De La Tour est avant tout connu pour les effets de clair-obscur qu’il introduit dans des scènes nocturnes et qu’il a développés bien plus que tous ses prédécesseurs, tout en transférant leur usage, jusque-là réservé à la peinture de genre par les hollandais, dans des sujets religieux. Contrairement au Caravage, ses peintures religieuses ne présentent pas d’effets dramatiques, si bien que l’on pourrait même les confondre avec des scènes de genres, des scènes de la vie quotidienne (La Nativité de Rennes en est l’un des meilleurs exemples). Cette deuxième phase dans sa production picturale commence à partir des années 1640. Les compositions géométriques et la simplification des formes qu’il met en œuvre montrent bien la particularité de son approche du clair-obscur et des leçons du Caravage, ce qui le met en marge du mouvement ténébriste d’un Jusepe de Ribera et des suiveurs italiens du Caravage.

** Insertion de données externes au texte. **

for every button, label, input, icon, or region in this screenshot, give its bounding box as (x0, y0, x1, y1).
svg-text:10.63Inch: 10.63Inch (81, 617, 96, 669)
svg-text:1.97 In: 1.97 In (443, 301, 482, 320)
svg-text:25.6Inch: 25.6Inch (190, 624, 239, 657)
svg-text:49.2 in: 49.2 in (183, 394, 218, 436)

Le style unique que de La Tour a développé, ainsi que sa prédilection pour des sujets nocturnes au cadrage serré et où la source de lumière n’est la plupart du temps qu’une chandelle, permettent bien souvent de reconnaître d’emblée un tableau comme étant de sa main ou de son école.

Il a souvent peint plusieurs versions d’un même tableau (comme le Tricheur à l’as) mais sa production – ou ce qu’il en reste – est relativement restreinte. Son fils Étienne ayant été son élève, ses œuvres ayant souvent été imitées ou copiées ainsi que le manque de sources et de documents sur sa vie et son travail font qu’il est souvent difficile d’établir le corpus des œuvres de Georges de La Tour, seules une trentaine lui ayant été rendues avec sûreté. Le travail d’attribution n’est donc pas encore terminé aujourd’hui.